İstanbul’un Sarıyer ilçesinde yaşayan Hülya Nevzat Erinç, ölen eşinin emekli maaşıyla hayatını sürdürmeye çalışıyordu. Ancak ev sahibi, 3 bin lira olan kirasını 10 bin liraya yükseltti. Kirayı ödeyemeyen Erinç, intihara kalkıştı. Hastaneye kaldırılan Erinç’in yaşam mücadelesi sürerken, kira fiyatlarındaki fahiş artışlar tekrar gündeme oturdu.
Gayrimenkul Hukuku Derneği Başkanı Av. Ali Güvenç Kiraz, Cumhuriyet TV’ye yaptığı açıklamada Cumhuriyet tarihinin en ciddi barınma krizinin yaşandığını ifade etti ve çözüm yollarına işaret etti.
“CUMHURİYET TARİHİNİN EN CİDDİ BARINMA KRİZİ”
Barınma hakkının anayasal dayanağına işaret eden Kiraz, “Türkiye, Cumhuriyet tarihinin en ciddi barınma kriziyle karşı karşıya. Ev sahipliği oranı tarihimizin en düşük noktasına gelmiş durumda. Türkiye Cumhuriyeti anayasasında ‘bir Türkiye Cumhuriyeti devleti vatandaşını konut sahibi yapmakla yükümlüdür’ hükmü neredeyse yarı yarıya ihmal edilmiştir. Son iki yıl içerisinde kokunç bir tabloyla karşı karşıya kaldık” ifadelerini kullandı.

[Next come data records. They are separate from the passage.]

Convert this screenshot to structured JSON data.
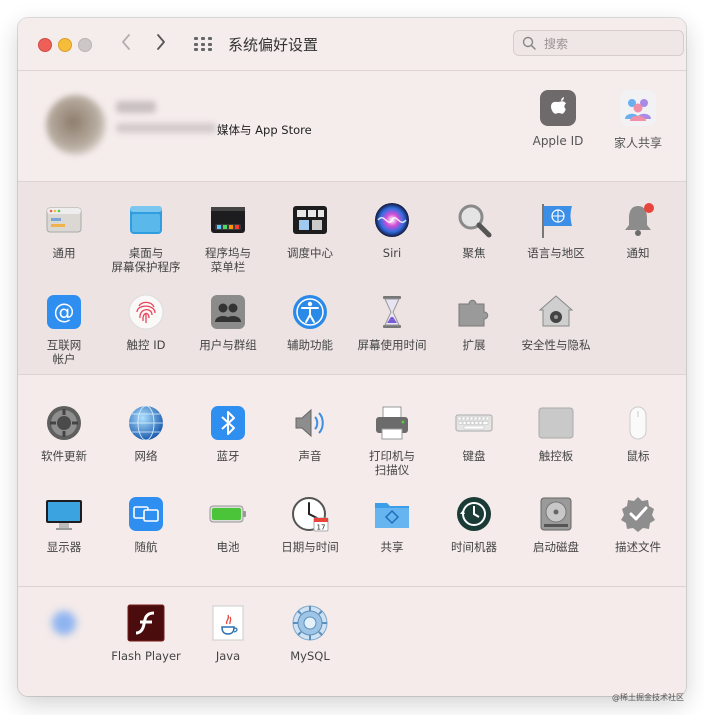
{
  "window": {
    "title": "系统偏好设置"
  },
  "search": {
    "placeholder": "搜索"
  },
  "account": {
    "subtitle": "媒体与 App Store",
    "items": [
      {
        "label": "Apple ID",
        "icon": "apple-icon"
      },
      {
        "label": "家人共享",
        "icon": "family-sharing-icon"
      }
    ]
  },
  "sections": {
    "row1": [
      {
        "label": "通用",
        "icon": "general-icon"
      },
      {
        "label": "桌面与\n屏幕保护程序",
        "icon": "desktop-screensaver-icon"
      },
      {
        "label": "程序坞与\n菜单栏",
        "icon": "dock-menubar-icon"
      },
      {
        "label": "调度中心",
        "icon": "mission-control-icon"
      },
      {
        "label": "Siri",
        "icon": "siri-icon"
      },
      {
        "label": "聚焦",
        "icon": "spotlight-icon"
      },
      {
        "label": "语言与地区",
        "icon": "language-region-icon"
      },
      {
        "label": "通知",
        "icon": "notifications-icon"
      }
    ],
    "row2": [
      {
        "label": "互联网\n帐户",
        "icon": "internet-accounts-icon"
      },
      {
        "label": "触控 ID",
        "icon": "touch-id-icon"
      },
      {
        "label": "用户与群组",
        "icon": "users-groups-icon"
      },
      {
        "label": "辅助功能",
        "icon": "accessibility-icon"
      },
      {
        "label": "屏幕使用时间",
        "icon": "screen-time-icon"
      },
      {
        "label": "扩展",
        "icon": "extensions-icon"
      },
      {
        "label": "安全性与隐私",
        "icon": "security-privacy-icon"
      }
    ],
    "row3": [
      {
        "label": "软件更新",
        "icon": "software-update-icon"
      },
      {
        "label": "网络",
        "icon": "network-icon"
      },
      {
        "label": "蓝牙",
        "icon": "bluetooth-icon"
      },
      {
        "label": "声音",
        "icon": "sound-icon"
      },
      {
        "label": "打印机与\n扫描仪",
        "icon": "printer-icon"
      },
      {
        "label": "键盘",
        "icon": "keyboard-icon"
      },
      {
        "label": "触控板",
        "icon": "trackpad-icon"
      },
      {
        "label": "鼠标",
        "icon": "mouse-icon"
      }
    ],
    "row4": [
      {
        "label": "显示器",
        "icon": "displays-icon"
      },
      {
        "label": "随航",
        "icon": "sidecar-icon"
      },
      {
        "label": "电池",
        "icon": "battery-icon"
      },
      {
        "label": "日期与时间",
        "icon": "date-time-icon"
      },
      {
        "label": "共享",
        "icon": "sharing-icon"
      },
      {
        "label": "时间机器",
        "icon": "time-machine-icon"
      },
      {
        "label": "启动磁盘",
        "icon": "startup-disk-icon"
      },
      {
        "label": "描述文件",
        "icon": "profiles-icon"
      }
    ],
    "row5": [
      {
        "label": "",
        "icon": "blurred-pane-icon"
      },
      {
        "label": "Flash Player",
        "icon": "flash-player-icon"
      },
      {
        "label": "Java",
        "icon": "java-icon"
      },
      {
        "label": "MySQL",
        "icon": "mysql-icon"
      }
    ]
  },
  "watermark": "@稀土掘金技术社区"
}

“KİRA HUKUKU KONUSUNDA HAKLARIMIZI BİLMELİYİZ”
Kiraz, kiracının yasal haklarını anlatarak “Öncelikle bir yasal mevzuat var. Bu yasal mevzuatta 1 Temmuz 2023 ile 1 Temmuz 2024 arasındaki kira artışları yüzde 25 kuralıyla sınırlandırılmıştır. Hülya hanım bu artış ile kendisinin taciz edilmemesini istediğinde mal sahibi hiçbir şekilde Hülya hanımı evden çıkaramaz, hiçbir şekilde baskı kuramaz. Baskı kurarsa bunun Türk Ceza Kanunu’nda bir yaptırımı vardır. Kira hukuku konusunda haklarımızı bilmemiz gerekiyor” uyarısında bulundu.

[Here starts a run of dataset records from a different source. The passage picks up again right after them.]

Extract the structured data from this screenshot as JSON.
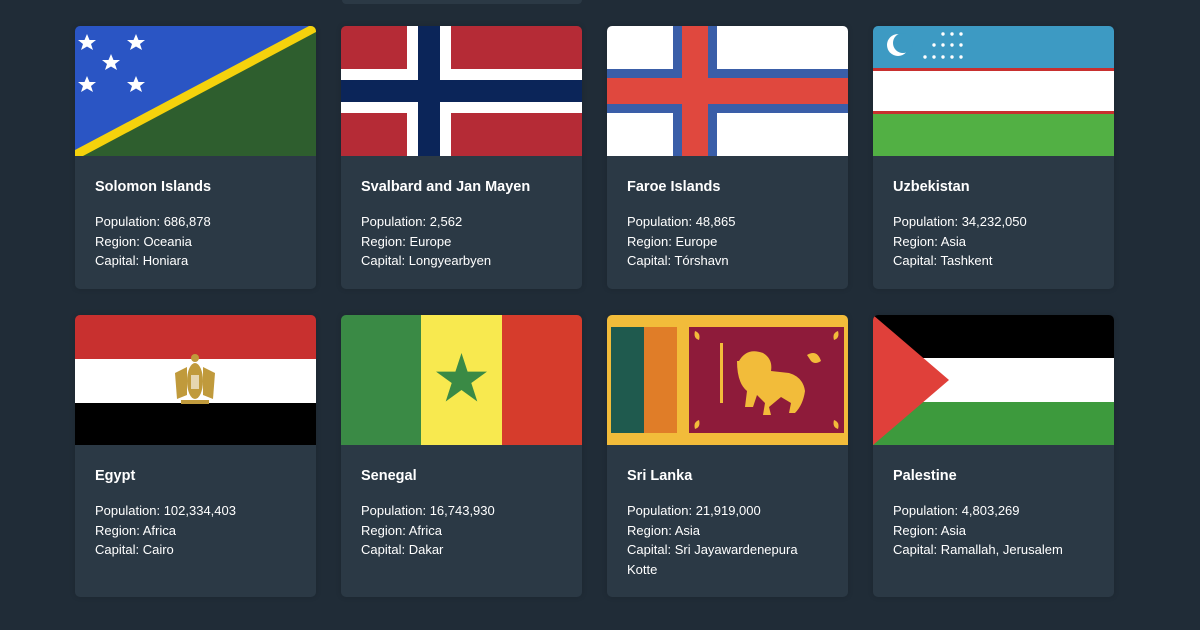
{
  "countries": [
    {
      "name": "Solomon Islands",
      "population_label": "Population:",
      "population": "686,878",
      "region_label": "Region:",
      "region": "Oceania",
      "capital_label": "Capital:",
      "capital": "Honiara",
      "flag": "solomon-islands-flag"
    },
    {
      "name": "Svalbard and Jan Mayen",
      "population_label": "Population:",
      "population": "2,562",
      "region_label": "Region:",
      "region": "Europe",
      "capital_label": "Capital:",
      "capital": "Longyearbyen",
      "flag": "svalbard-flag"
    },
    {
      "name": "Faroe Islands",
      "population_label": "Population:",
      "population": "48,865",
      "region_label": "Region:",
      "region": "Europe",
      "capital_label": "Capital:",
      "capital": "Tórshavn",
      "flag": "faroe-islands-flag"
    },
    {
      "name": "Uzbekistan",
      "population_label": "Population:",
      "population": "34,232,050",
      "region_label": "Region:",
      "region": "Asia",
      "capital_label": "Capital:",
      "capital": "Tashkent",
      "flag": "uzbekistan-flag"
    },
    {
      "name": "Egypt",
      "population_label": "Population:",
      "population": "102,334,403",
      "region_label": "Region:",
      "region": "Africa",
      "capital_label": "Capital:",
      "capital": "Cairo",
      "flag": "egypt-flag"
    },
    {
      "name": "Senegal",
      "population_label": "Population:",
      "population": "16,743,930",
      "region_label": "Region:",
      "region": "Africa",
      "capital_label": "Capital:",
      "capital": "Dakar",
      "flag": "senegal-flag"
    },
    {
      "name": "Sri Lanka",
      "population_label": "Population:",
      "population": "21,919,000",
      "region_label": "Region:",
      "region": "Asia",
      "capital_label": "Capital:",
      "capital": "Sri Jayawardenepura Kotte",
      "flag": "sri-lanka-flag"
    },
    {
      "name": "Palestine",
      "population_label": "Population:",
      "population": "4,803,269",
      "region_label": "Region:",
      "region": "Asia",
      "capital_label": "Capital:",
      "capital": "Ramallah, Jerusalem",
      "flag": "palestine-flag"
    }
  ],
  "colors": {
    "background": "#202c37",
    "card": "#2b3945",
    "text": "#ffffff"
  }
}
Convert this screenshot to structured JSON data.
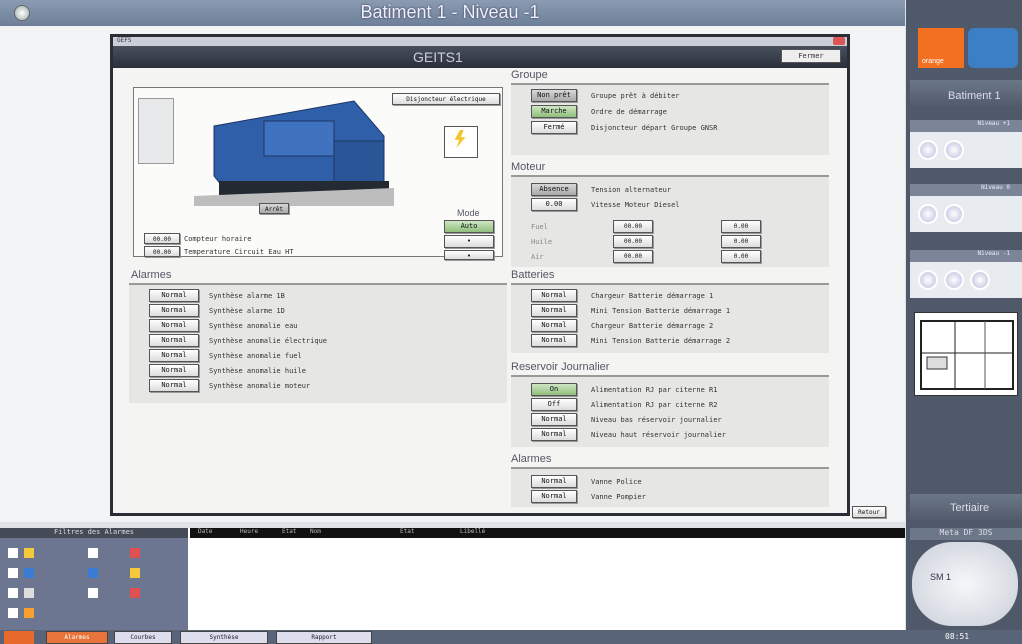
{
  "window": {
    "title": "Batiment 1 - Niveau -1"
  },
  "dialog": {
    "bar_label": "GEFS",
    "title": "GEITS1",
    "close_label": "Fermer"
  },
  "generator": {
    "breaker_label": "Disjoncteur électrique",
    "status_label": "Arrêt",
    "mode_title": "Mode",
    "mode_buttons": [
      "Auto",
      "•",
      "•"
    ],
    "counter_value": "00.00",
    "counter_label": "Compteur horaire",
    "temp_value": "00.00",
    "temp_label": "Temperature Circuit Eau HT"
  },
  "groupe": {
    "title": "Groupe",
    "rows": [
      {
        "btn": "Non prêt",
        "label": "Groupe prêt à débiter",
        "style": "gray"
      },
      {
        "btn": "Marche",
        "label": "Ordre de démarrage",
        "style": "green"
      },
      {
        "btn": "Fermé",
        "label": "Disjoncteur départ Groupe GNSR",
        "style": "plain"
      }
    ]
  },
  "moteur": {
    "title": "Moteur",
    "rows": [
      {
        "btn": "Absence",
        "label": "Tension alternateur",
        "style": "gray"
      },
      {
        "btn": "0.00",
        "label": "Vitesse Moteur Diesel",
        "style": "plain"
      }
    ],
    "grid_labels": [
      "Fuel",
      "Huile",
      "Air"
    ],
    "grid_values": [
      "00.00",
      "00.00",
      "00.00",
      "0.00",
      "0.00",
      "0.00"
    ]
  },
  "batteries": {
    "title": "Batteries",
    "rows": [
      {
        "btn": "Normal",
        "label": "Chargeur Batterie démarrage 1"
      },
      {
        "btn": "Normal",
        "label": "Mini Tension Batterie démarrage 1"
      },
      {
        "btn": "Normal",
        "label": "Chargeur Batterie démarrage 2"
      },
      {
        "btn": "Normal",
        "label": "Mini Tension Batterie démarrage 2"
      }
    ]
  },
  "reservoir": {
    "title": "Reservoir Journalier",
    "rows": [
      {
        "btn": "On",
        "label": "Alimentation RJ par citerne R1",
        "style": "green"
      },
      {
        "btn": "Off",
        "label": "Alimentation RJ par citerne R2",
        "style": "plain"
      },
      {
        "btn": "Normal",
        "label": "Niveau bas réservoir journalier",
        "style": "plain"
      },
      {
        "btn": "Normal",
        "label": "Niveau haut réservoir journalier",
        "style": "plain"
      }
    ]
  },
  "alarmes_right": {
    "title": "Alarmes",
    "rows": [
      {
        "btn": "Normal",
        "label": "Vanne Police"
      },
      {
        "btn": "Normal",
        "label": "Vanne Pompier"
      }
    ]
  },
  "alarmes_left": {
    "title": "Alarmes",
    "rows": [
      {
        "btn": "Normal",
        "label": "Synthèse alarme 1B"
      },
      {
        "btn": "Normal",
        "label": "Synthèse alarme 1D"
      },
      {
        "btn": "Normal",
        "label": "Synthèse anomalie eau"
      },
      {
        "btn": "Normal",
        "label": "Synthèse anomalie électrique"
      },
      {
        "btn": "Normal",
        "label": "Synthèse anomalie fuel"
      },
      {
        "btn": "Normal",
        "label": "Synthèse anomalie huile"
      },
      {
        "btn": "Normal",
        "label": "Synthèse anomalie moteur"
      }
    ]
  },
  "right_panel": {
    "brand": "orange",
    "building": "Batiment 1",
    "level_plus1": "Niveau +1",
    "level_0": "Niveau 0",
    "level_minus1": "Niveau -1",
    "tertiaire": "Tertiaire",
    "meta": "Meta DF 3DS",
    "meta_sub": "SM 1"
  },
  "canvas": {
    "retour": "Retour"
  },
  "bottom": {
    "left_title": "Filtres des Alarmes",
    "log_cols": [
      "Date",
      "Heure",
      "Etat",
      "Nom",
      "Etat",
      "Libellé"
    ]
  },
  "taskbar": {
    "items": [
      "Alarmes",
      "Courbes",
      "Synthèse",
      "Rapport"
    ],
    "clock": "08:51"
  }
}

“KRİZİ YARATANLAR SORUNLARA ÇÖZÜM ÜRETEMİYOR”
Sorumlulara dikkat çeken Kiraz, sözlerini şöyle sürdürdü:
“Burada çok ciddi bir barınma krizi, çok ciddi bir ekonomik kriz var. Bu krizi yaratanlar mal sahibi ve kiracılar arasındaki sorunlara hiçbir çözüm üretemiyorlar. Bu tablo eylül ayında, okulların açıldığı, öğrencilerin ciddi br sirkülasyon içine girdiği dönemde maalesef düşme ihtimali görünmüyor. Türkiye’nin bu tablodan çıkabilmesi mevcut ekonomik yapıyı sürdüren zihniyetle mümkün değil. Hollanda’da, Fransa’da, İspanya’da çokça gördüğümüz ‘kiralık sosyal konut’ uygulamasına Türkiye’nin geçmesi lazım. Sosyal konut, devletin, belediyelerin ve özel sektörün çok rahat üretebileceği konutlardır.”

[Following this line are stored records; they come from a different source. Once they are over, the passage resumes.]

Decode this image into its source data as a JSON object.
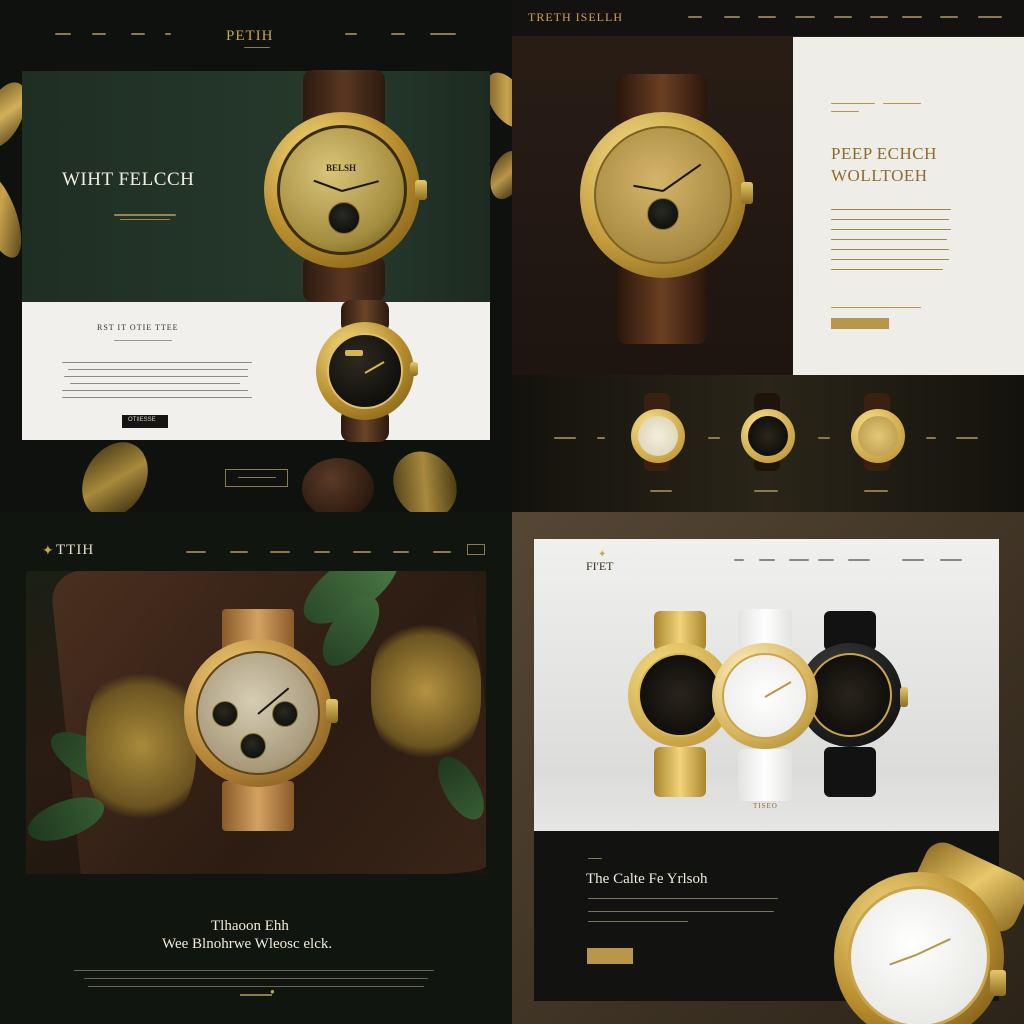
{
  "colors": {
    "gold": "#c9a44c",
    "dark_green": "#1f2c22",
    "dark_brown": "#2a1e16",
    "cream": "#eeede8",
    "near_black": "#0f110e"
  },
  "panel_tl": {
    "brand": "PETIH",
    "hero_title": "WIHT FELCCH",
    "section_title": "RST IT OTIE TTEE",
    "button_label": "OTIIESSE"
  },
  "panel_tr": {
    "brand": "TRETH ISELLH",
    "heading_line1": "PEEP ECHCH",
    "heading_line2": "WOLLTOEH"
  },
  "panel_bl": {
    "brand": "TTIH",
    "heading_line1": "Tlhaoon Ehh",
    "heading_line2": "Wee Blnohrwe Wleosc elck."
  },
  "panel_br": {
    "brand": "FI'ET",
    "caption": "TISEO",
    "feature_title": "The Calte Fe Yrlsoh"
  }
}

“ŞU AN YAŞANAN TABLO KÜLTÜREL ÇÖKÜŞ”
Kiraz, yaşanan sorunların Türkiye’nin yapısını değiştirdiğini vurgulayarak, “Türkiye’de kiralık konut meselesine yaşadığımız en büyük sorun, yabancıya mülk satışı ve fiyatların artması sebebiyle özellikle kentlerde yaşayan entellektüel kesimin sosyal olarak bu hayattan uzaklaşması olarak yansıyor. Örneğin Kadıköy’de birçok gazeteci, avukat dostumuz başka şehirlere taşınıyor. Bu artış devam ettiği müddetçe buraya kentin yeni zenginleri geliyor. Bu ilçelerin dokuları bozuluyor ve sosyolojik tabloyu değiştiriyor. Şu an yaşanan tablo bir kültürel çöküş ve bu tabloyu çözebilecek unsur Türkiye’nin mevcut siyasi yapısının değişmesidir” açıklamasında bulundu.